Officials from Florida Gov. Rick Scott's administration will monitor the Broward County elections' office after a judge ruled it broke state and federal laws by unlawfully destroying ballots cast in Rep. Debbie Wasserman Schultz's 2016 Democratic primary, Politico is reporting.
"During the upcoming election, the Department of State will send a Florida elections expert from the Division of Elections to Supervisor (Brenda) Snipes' office to ensure that all laws are followed so the citizens of Broward County can have the efficient, properly run election they deserve,” Scott's office said in a statement to Politico.
The action followed a lawsuit by Tim Canova, a Nova Southeastern University law professor who ran against Wasserman Schultz in 2016. He is also running against her this year as an independent.

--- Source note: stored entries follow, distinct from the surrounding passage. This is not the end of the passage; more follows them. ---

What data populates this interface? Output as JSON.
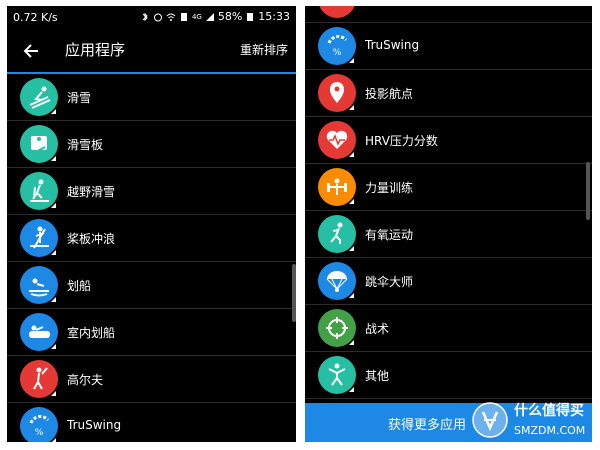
{
  "status_bar": {
    "speed": "0.72 K/s",
    "network": "4G",
    "battery": "58%",
    "time": "15:33"
  },
  "app_bar": {
    "title": "应用程序",
    "action_label": "重新排序"
  },
  "left_list": [
    {
      "label": "滑雪",
      "icon": "skiing-icon",
      "color": "#26bfa4"
    },
    {
      "label": "滑雪板",
      "icon": "snowboard-icon",
      "color": "#26bfa4"
    },
    {
      "label": "越野滑雪",
      "icon": "xc-ski-icon",
      "color": "#26bfa4"
    },
    {
      "label": "桨板冲浪",
      "icon": "sup-icon",
      "color": "#1e88e5"
    },
    {
      "label": "划船",
      "icon": "rowing-icon",
      "color": "#1e88e5"
    },
    {
      "label": "室内划船",
      "icon": "indoor-rowing-icon",
      "color": "#1e88e5"
    },
    {
      "label": "高尔夫",
      "icon": "golf-icon",
      "color": "#e53935"
    },
    {
      "label": "TruSwing",
      "icon": "truswing-icon",
      "color": "#1e88e5"
    }
  ],
  "right_list": [
    {
      "label": "TruSwing",
      "icon": "truswing-icon",
      "color": "#1e88e5"
    },
    {
      "label": "投影航点",
      "icon": "waypoint-icon",
      "color": "#e53935"
    },
    {
      "label": "HRV压力分数",
      "icon": "heart-icon",
      "color": "#e53935"
    },
    {
      "label": "力量训练",
      "icon": "strength-icon",
      "color": "#fb8c00"
    },
    {
      "label": "有氧运动",
      "icon": "cardio-icon",
      "color": "#26bfa4"
    },
    {
      "label": "跳伞大师",
      "icon": "jumpmaster-icon",
      "color": "#1e88e5"
    },
    {
      "label": "战术",
      "icon": "tactical-icon",
      "color": "#43a047"
    },
    {
      "label": "其他",
      "icon": "other-icon",
      "color": "#26bfa4"
    }
  ],
  "bottom_button": {
    "label": "获得更多应用"
  },
  "watermark": {
    "line1": "什么值得买",
    "line2": "SMZDM.COM"
  }
}
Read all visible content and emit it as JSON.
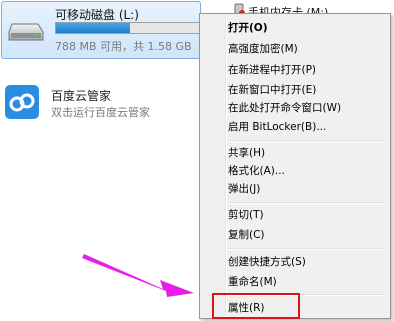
{
  "drive": {
    "name": "可移动磁盘 (L:)",
    "usage_fraction": 0.5,
    "size_text": "788 MB 可用，共 1.58 GB"
  },
  "phone": {
    "name": "手机内存卡 (M:)"
  },
  "cloud_app": {
    "title": "百度云管家",
    "subtitle": "双击运行百度云管家"
  },
  "context_menu": {
    "open": "打开(O)",
    "encrypt": "高强度加密(M)",
    "open_new_process": "在新进程中打开(P)",
    "open_new_window": "在新窗口中打开(E)",
    "open_cmd_here": "在此处打开命令窗口(W)",
    "bitlocker": "启用 BitLocker(B)...",
    "share": "共享(H)",
    "format": "格式化(A)...",
    "eject": "弹出(J)",
    "cut": "剪切(T)",
    "copy": "复制(C)",
    "create_shortcut": "创建快捷方式(S)",
    "rename": "重命名(M)",
    "properties": "属性(R)"
  },
  "colors": {
    "highlight_border": "#e0111b",
    "arrow": "#e81ee8",
    "usage_bar": "#1f7fcf"
  }
}
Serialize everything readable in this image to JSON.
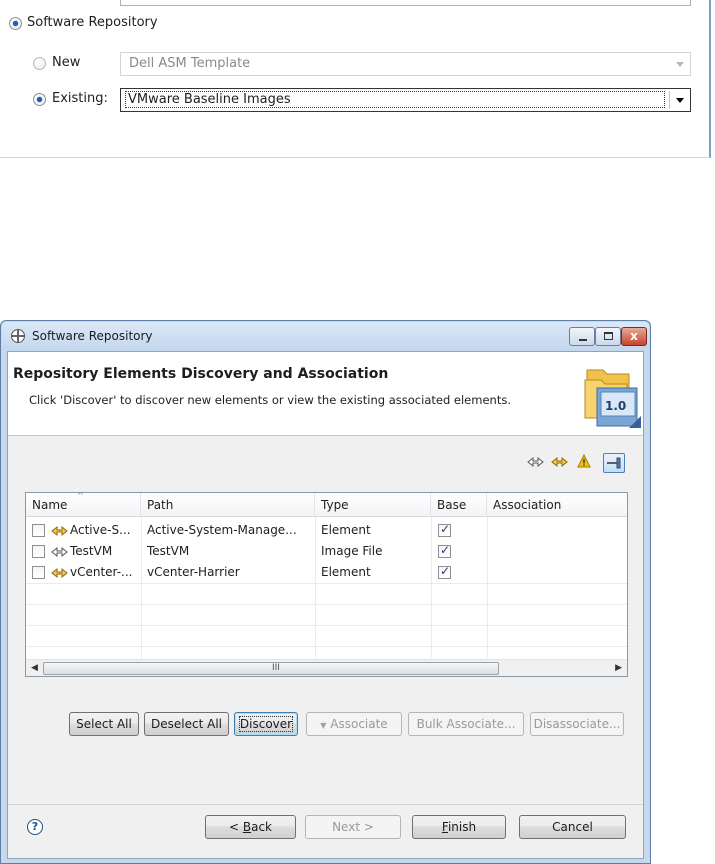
{
  "top": {
    "group_label": "Software Repository",
    "new_label": "New",
    "new_value": "Dell ASM Template",
    "existing_label": "Existing:",
    "existing_value": "VMware Baseline Images"
  },
  "dialog": {
    "title": "Software Repository",
    "window_buttons": {
      "minimize": "minimize-icon",
      "maximize": "maximize-icon",
      "close": "x"
    },
    "banner_title": "Repository Elements Discovery and Association",
    "banner_desc": "Click 'Discover' to discover new elements or view the existing associated  elements.",
    "banner_version": "1.0",
    "toolbar_icons": [
      "element-filter-icon",
      "element-new-icon",
      "warning-icon",
      "association-toggle-icon"
    ],
    "table": {
      "headers": [
        "Name",
        "Path",
        "Type",
        "Base",
        "Association"
      ],
      "rows": [
        {
          "name": "Active-S...",
          "path": "Active-System-Manage...",
          "type": "Element",
          "base": true,
          "association": ""
        },
        {
          "name": "TestVM",
          "path": "TestVM",
          "type": "Image File",
          "base": true,
          "association": ""
        },
        {
          "name": "vCenter-...",
          "path": "vCenter-Harrier",
          "type": "Element",
          "base": true,
          "association": ""
        }
      ],
      "scroll_grip": "III"
    },
    "actions": {
      "select_all": "Select All",
      "deselect_all": "Deselect All",
      "discover": "Discover",
      "associate": "Associate",
      "bulk_associate": "Bulk Associate...",
      "disassociate": "Disassociate..."
    },
    "nav": {
      "help": "?",
      "back_prefix": "< ",
      "back_key": "B",
      "back_rest": "ack",
      "next": "Next >",
      "finish_key": "F",
      "finish_rest": "inish",
      "cancel": "Cancel"
    },
    "colors": {
      "accent": "#1e5bb5",
      "titlebar": "#c4d7ee",
      "close": "#c8432c",
      "warning": "#e8b100"
    }
  }
}
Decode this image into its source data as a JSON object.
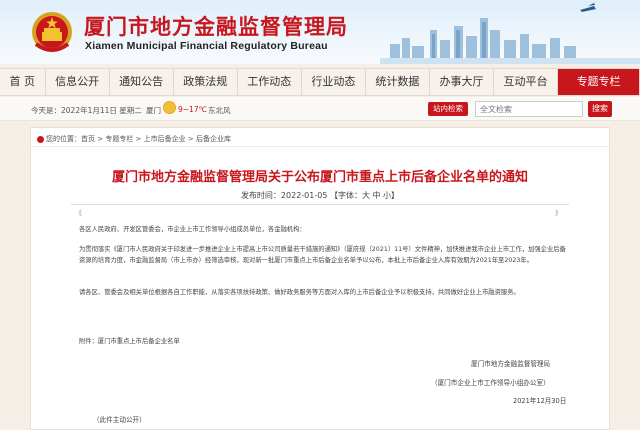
{
  "header": {
    "site_title": "厦门市地方金融监督管理局",
    "site_subtitle": "Xiamen Municipal Financial Regulatory Bureau"
  },
  "nav": {
    "items": [
      "首 页",
      "信息公开",
      "通知公告",
      "政策法规",
      "工作动态",
      "行业动态",
      "统计数据",
      "办事大厅",
      "互动平台",
      "专题专栏"
    ],
    "active": "专题专栏"
  },
  "info_bar": {
    "date": "今天是：2022年1月11日 星期二",
    "weather_city": "厦门",
    "weather_icon": "sun-icon",
    "weather_temp": "9~17℃",
    "weather_wind": "东北风",
    "site_search_label": "站内检索",
    "search_placeholder": "全文检索",
    "search_button": "搜索"
  },
  "breadcrumb": "您的位置：首页 > 专题专栏 > 上市后备企业 > 后备企业库",
  "article": {
    "title": "厦门市地方金融监督管理局关于公布厦门市重点上市后备企业名单的通知",
    "meta": "发布时间：2022-01-05 【字体：大 中 小】",
    "pager_left": "《",
    "pager_right": "》",
    "salutation": "各区人民政府、开发区管委会，市企业上市工作领导小组成员单位，各金融机构：",
    "para1": "为贯彻落实《厦门市人民政府关于印发进一步推进企业上市提高上市公司质量若干措施的通知》（厦府规〔2021〕11号）文件精神，加快推进我市企业上市工作，加强企业后备资源的培育力度，市金融监督局（市上市办）经筛选审核，现对新一批厦门市重点上市后备企业名单予以公布，本批上市后备企业入库有效期为2021年至2023年。",
    "para2": "请各区、管委会及相关单位根据各自工作职能，从落实各项扶持政策、做好政务服务等方面对入库的上市后备企业予以积极支持，共同做好企业上市融资服务。",
    "attachment": "附件：厦门市重点上市后备企业名单",
    "signature_org": "厦门市地方金融监督管理局",
    "signature_office": "（厦门市企业上市工作领导小组办公室）",
    "signature_date": "2021年12月30日",
    "footnote": "（此件主动公开）"
  },
  "colors": {
    "brand_red": "#c8161d"
  }
}
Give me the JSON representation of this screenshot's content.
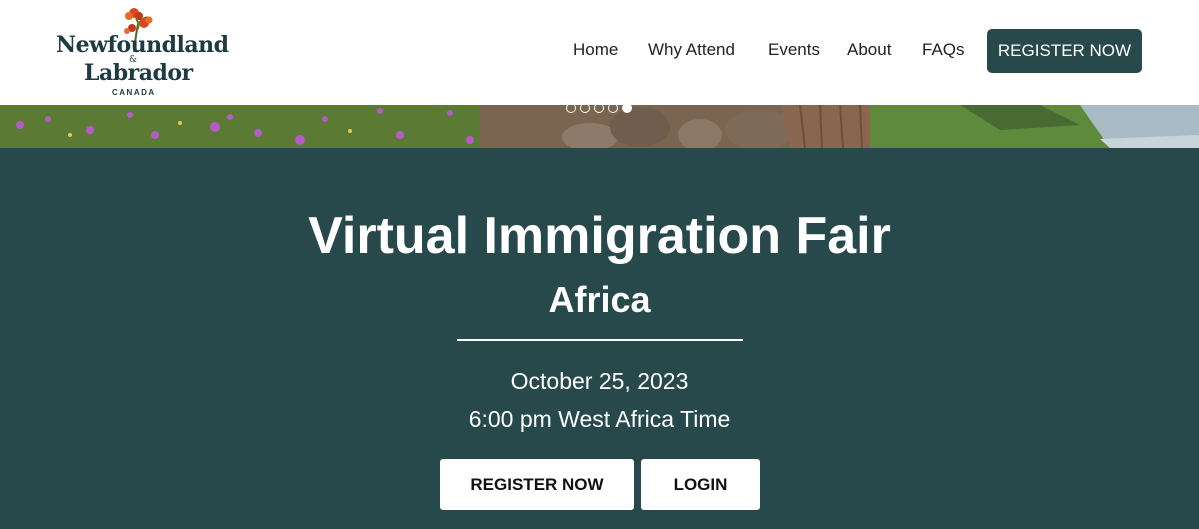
{
  "header": {
    "logo": {
      "line1": "Newfoundland",
      "amp": "&",
      "line2": "Labrador",
      "line3": "CANADA",
      "icon": "pitcher-plant-flower-icon"
    },
    "nav": [
      {
        "label": "Home"
      },
      {
        "label": "Why Attend"
      },
      {
        "label": "Events"
      },
      {
        "label": "About"
      },
      {
        "label": "FAQs"
      }
    ],
    "register_label": "REGISTER NOW"
  },
  "carousel": {
    "slide_count": 5,
    "active_index": 4
  },
  "hero": {
    "title": "Virtual Immigration Fair",
    "subtitle": "Africa",
    "date": "October 25, 2023",
    "time": "6:00 pm West Africa Time",
    "register_label": "REGISTER NOW",
    "login_label": "LOGIN"
  },
  "colors": {
    "brand_dark_teal": "#27494b",
    "white": "#ffffff"
  }
}
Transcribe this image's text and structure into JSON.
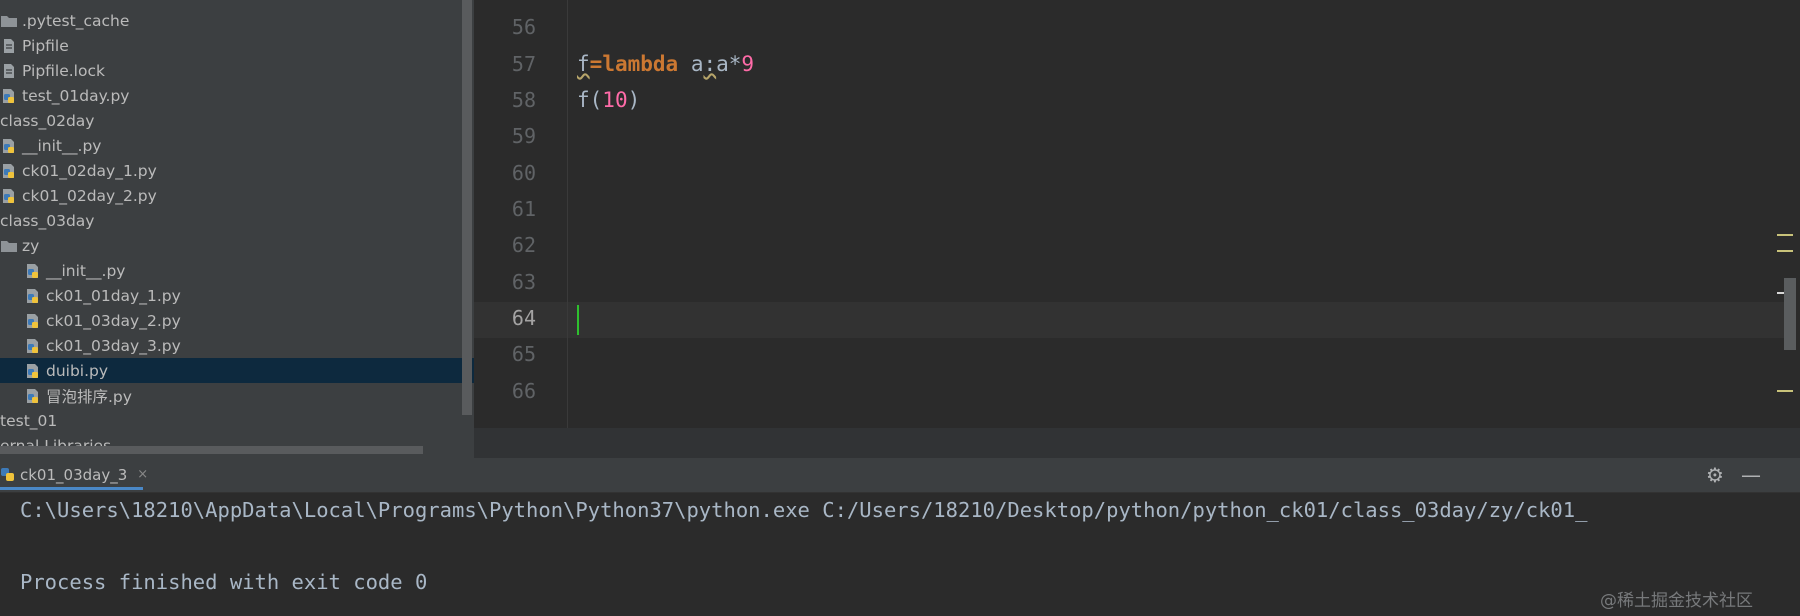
{
  "project_tree": {
    "items": [
      {
        "label": ".pytest_cache",
        "type": "folder",
        "indent": 0
      },
      {
        "label": "Pipfile",
        "type": "file",
        "indent": 0
      },
      {
        "label": "Pipfile.lock",
        "type": "file",
        "indent": 0
      },
      {
        "label": "test_01day.py",
        "type": "python",
        "indent": 0
      },
      {
        "label": "class_02day",
        "type": "text",
        "indent": 0
      },
      {
        "label": "__init__.py",
        "type": "python",
        "indent": 0
      },
      {
        "label": "ck01_02day_1.py",
        "type": "python",
        "indent": 0
      },
      {
        "label": "ck01_02day_2.py",
        "type": "python",
        "indent": 0
      },
      {
        "label": "class_03day",
        "type": "text",
        "indent": 0
      },
      {
        "label": "zy",
        "type": "folder",
        "indent": 0
      },
      {
        "label": "__init__.py",
        "type": "python",
        "indent": 1
      },
      {
        "label": "ck01_01day_1.py",
        "type": "python",
        "indent": 1
      },
      {
        "label": "ck01_03day_2.py",
        "type": "python",
        "indent": 1
      },
      {
        "label": "ck01_03day_3.py",
        "type": "python",
        "indent": 1
      },
      {
        "label": "duibi.py",
        "type": "python",
        "indent": 1,
        "selected": true
      },
      {
        "label": "冒泡排序.py",
        "type": "python",
        "indent": 1
      },
      {
        "label": "test_01",
        "type": "text",
        "indent": 0
      },
      {
        "label": "ernal Libraries",
        "type": "text",
        "indent": 0
      }
    ]
  },
  "editor": {
    "line_numbers": [
      "56",
      "57",
      "58",
      "59",
      "60",
      "61",
      "62",
      "63",
      "64",
      "65",
      "66"
    ],
    "current_line": "64",
    "code": {
      "line57": {
        "var": "f",
        "op": "=",
        "kw": "lambda",
        "param": " a",
        "colon": ":",
        "body": "a*",
        "num": "9"
      },
      "line58": {
        "call": "f(",
        "num": "10",
        "close": ")"
      }
    }
  },
  "run_panel": {
    "tab_label": "ck01_03day_3",
    "tab_close": "×",
    "console_lines": [
      "C:\\Users\\18210\\AppData\\Local\\Programs\\Python\\Python37\\python.exe C:/Users/18210/Desktop/python/python_ck01/class_03day/zy/ck01_",
      "",
      "Process finished with exit code 0"
    ]
  },
  "icons": {
    "settings": "gear-icon",
    "minimize": "minimize-icon",
    "python_file": "python-file-icon",
    "folder": "folder-icon",
    "file": "file-icon"
  },
  "colors": {
    "keyword": "#cc7832",
    "number": "#ff6ba8",
    "caret": "#2ec02e",
    "selection": "#0d293e"
  },
  "watermark": "@稀土掘金技术社区"
}
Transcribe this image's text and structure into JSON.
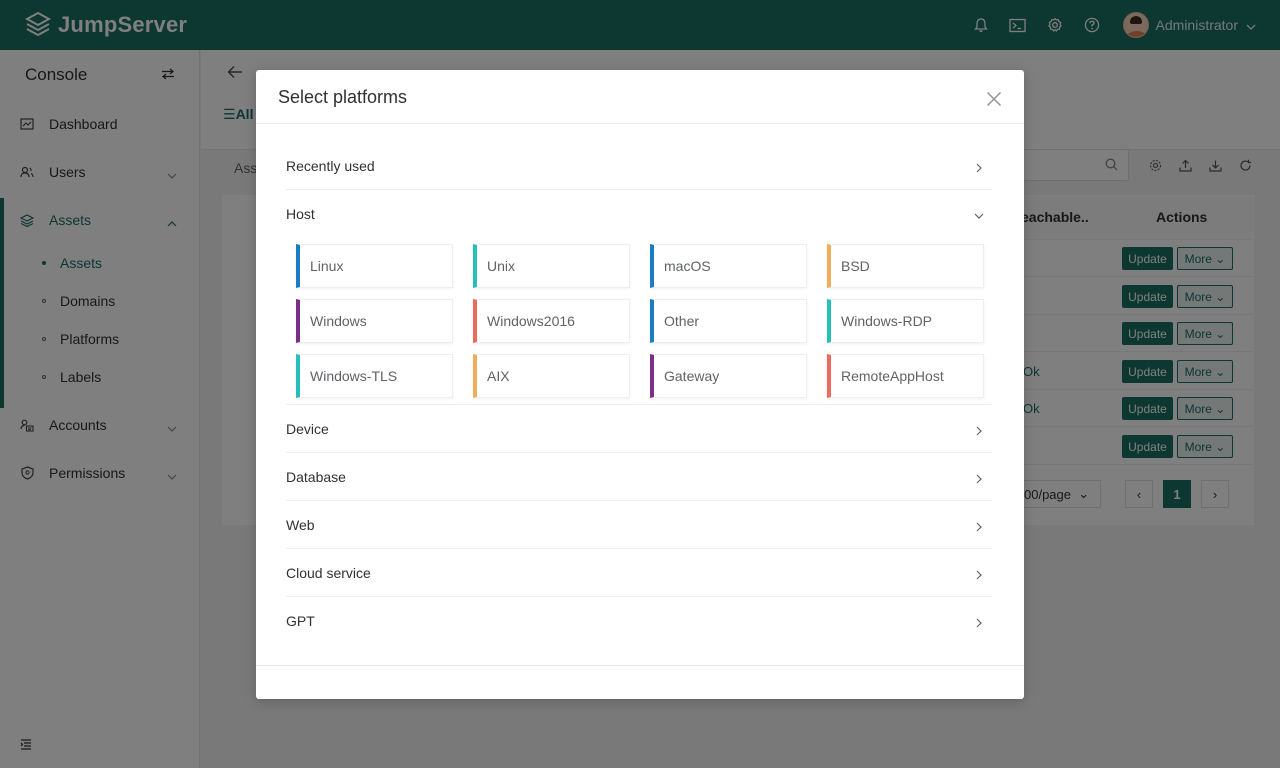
{
  "app": {
    "brand": "JumpServer",
    "user": "Administrator"
  },
  "colors": {
    "brand": "#1a6e63",
    "header_bg": "#1a6e63"
  },
  "topbar_icons": [
    "bell-icon",
    "terminal-icon",
    "settings-icon",
    "help-icon"
  ],
  "sidebar": {
    "title": "Console",
    "items": [
      {
        "label": "Dashboard",
        "icon": "dashboard-icon"
      },
      {
        "label": "Users",
        "icon": "users-icon"
      },
      {
        "label": "Assets",
        "icon": "assets-icon"
      },
      {
        "label": "Accounts",
        "icon": "accounts-icon"
      },
      {
        "label": "Permissions",
        "icon": "permissions-icon"
      }
    ],
    "assets_sub": [
      "Assets",
      "Domains",
      "Platforms",
      "Labels"
    ]
  },
  "page": {
    "tab_all": "All",
    "assets_label": "Ass",
    "col_reachable": "eachable..",
    "col_actions": "Actions",
    "rows": [
      {
        "status": "",
        "update": "Update",
        "more": "More"
      },
      {
        "status": "",
        "update": "Update",
        "more": "More"
      },
      {
        "status": "",
        "update": "Update",
        "more": "More"
      },
      {
        "status": "Ok",
        "update": "Update",
        "more": "More"
      },
      {
        "status": "Ok",
        "update": "Update",
        "more": "More"
      },
      {
        "status": "",
        "update": "Update",
        "more": "More"
      }
    ],
    "page_size": "00/page",
    "current_page": "1"
  },
  "modal": {
    "title": "Select platforms",
    "categories": {
      "recent": "Recently used",
      "host": "Host",
      "device": "Device",
      "database": "Database",
      "web": "Web",
      "cloud": "Cloud service",
      "gpt": "GPT"
    },
    "host_platforms": [
      {
        "name": "Linux",
        "color": "#1b7cc0"
      },
      {
        "name": "Unix",
        "color": "#25c0b8"
      },
      {
        "name": "macOS",
        "color": "#1b7cc0"
      },
      {
        "name": "BSD",
        "color": "#f0ad5b"
      },
      {
        "name": "Windows",
        "color": "#7a2f86"
      },
      {
        "name": "Windows2016",
        "color": "#ec6a5e"
      },
      {
        "name": "Other",
        "color": "#1b7cc0"
      },
      {
        "name": "Windows-RDP",
        "color": "#25c0b8"
      },
      {
        "name": "Windows-TLS",
        "color": "#25c0b8"
      },
      {
        "name": "AIX",
        "color": "#f0ad5b"
      },
      {
        "name": "Gateway",
        "color": "#7a2f86"
      },
      {
        "name": "RemoteAppHost",
        "color": "#ec6a5e"
      }
    ]
  }
}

He has maintained the governor should suspend Snipes for destroying the paper ballots. However, Snipes has said it was a mistake and pointed out her office had made copies of the ballots.
Politico noted federal and state record laws show the paper ballots should have been preserved.
The website said federal laws stipulate ballots cast in a federal race are not supposed to be destroyed until 22 months after the election.
Snipes had signed a Sept. 1, 2017, document to destroy the ballots, according to the website.
"This court finds the defendant's violation is two-fold: (1) violation of state and federal retention requirements and (2) violation of the affirmative responsibility to preserve evidence,” Broward Circuit Judge Raag Singhal wrote. "This court finds such premature destruction of the records unlawful and in violation of the Public Records Act."
According to Local10.com, Canova had said earlier: "If we cannot verify the vote here in blue Broward County -- in a race against a party insider -- if there is no transparency in an election of a disgraced party leader, then we are living at the mercy of corrupt forces in our society."
Broward County has nearly 1.2 million registered voters and is heavily Democratic, Politico said. It is second to Miami-Dade County in population.
Meanwhile, Wasserman Schultz's office said it had nothing to do with Snipe's actions.